At school, teachers found Lee to be a poor student with some artistic talent. She could not concentrate, her mind wandered and she seemed to have a convenient hearing problem. By the age of 14, staff were so concerned by her behaviour – in one instance she set fire to a roll of toilet paper in a school washroom – that a teacher wrote, ‘It is vital for this girl’s welfare that she seeks counselling immediately.’ No one took a blind bit of notice, especially her adoptive parents, a lapse which would cost them, eight men and their families dearly.
But she did have one other friend. A man with the Dickensian name of Mr Portlock, he was nicknamed ‘Chief’. Hookers would visit him frequently. A creepy guy, Portlock lived in a rundown house close by and he had a reputation as an unsavoury character. Toni Nazar, who was employed as a housekeeper, claimed Portlock was ‘a strange, weird man who had cancer’. Lee had no record player at home, so Portlock encouraged her to play her albums at his house while he would sit around leering as she danced. Then, with the young girl on his lap, he would fuss over her and give her money.
Lee became pregnant – some claim it was by her grandfather, or her brother Keith – and was sent to an unmarried mothers’ home to await the birth of her child. The staff found her hostile, uncooperative and unable to get along with the other girls in the same boat. Lee gave birth to a baby boy who was put up for adoption in January 1971; the child vanished into obscurity forever.
The stigma of having a pregnant teenage granddaughter proved to be the straw that broke the camel’s back. Lauri Wuornos had had enough. He threatened to kill Lee and Keith if they did not leave his house forever. There were terrible arguments between the strict disciplinarian and the more understanding Britta. Then, on 7 July of the same year under somewhat sinister circumstances, Britta Wuornos died. For whatever reason, the man’s mind became unhinged. Bizarrely, he attempted suicide by trying to electrocute himself by flooding his basement and standing knee-deep in water with the power on. Shortly afterwards he moved home, and some years later he succeeded in taking his own life. Lauri gassed himself in his garage and Lee stumbled across the body. At his funeral, she turned up only to blow cigarette smoke into the corpse’s face.
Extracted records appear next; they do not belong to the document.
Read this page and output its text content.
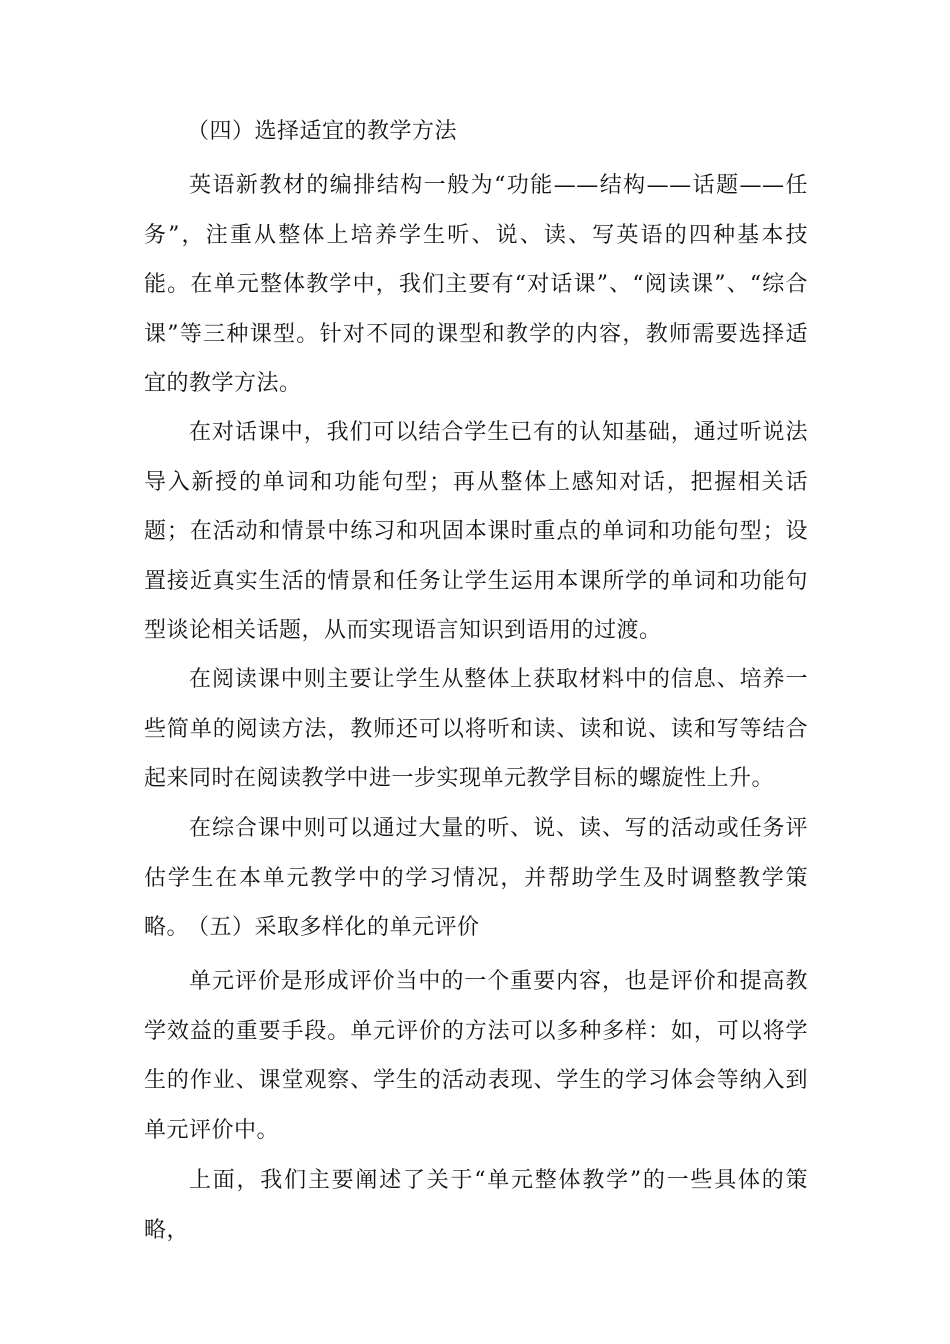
（四）选择适宜的教学方法

英语新教材的编排结构一般为“功能——结构——话题——任务”，注重从整体上培养学生听、说、读、写英语的四种基本技能。在单元整体教学中，我们主要有“对话课”、“阅读课”、“综合课”等三种课型。针对不同的课型和教学的内容，教师需要选择适宜的教学方法。

在对话课中，我们可以结合学生已有的认知基础，通过听说法导入新授的单词和功能句型；再从整体上感知对话，把握相关话题；在活动和情景中练习和巩固本课时重点的单词和功能句型；设置接近真实生活的情景和任务让学生运用本课所学的单词和功能句型谈论相关话题，从而实现语言知识到语用的过渡。

在阅读课中则主要让学生从整体上获取材料中的信息、培养一些简单的阅读方法，教师还可以将听和读、读和说、读和写等结合起来同时在阅读教学中进一步实现单元教学目标的螺旋性上升。

在综合课中则可以通过大量的听、说、读、写的活动或任务评估学生在本单元教学中的学习情况，并帮助学生及时调整教学策略。

（五）采取多样化的单元评价

单元评价是形成评价当中的一个重要内容，也是评价和提高教学效益的重要手段。单元评价的方法可以多种多样：如，可以将学生的作业、课堂观察、学生的活动表现、学生的学习体会等纳入到单元评价中。

上面，我们主要阐述了关于“单元整体教学”的一些具体的策略，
Diane suspects that her father murdered her mother, although the official story was that she had died of liver failure.
Shortly before her execution, Lee Wuornos radically changed her sentiments about her grandparents; however, by now, as Nick Broomfield confirms, she was tottering on the edge of insanity: ‘My dad was so straight and clean… he wouldn’t even take his shirt off to mow the lawn. I came from a clean and decent family… my dad blamed me for killing his wife. It was all my fault that she died.’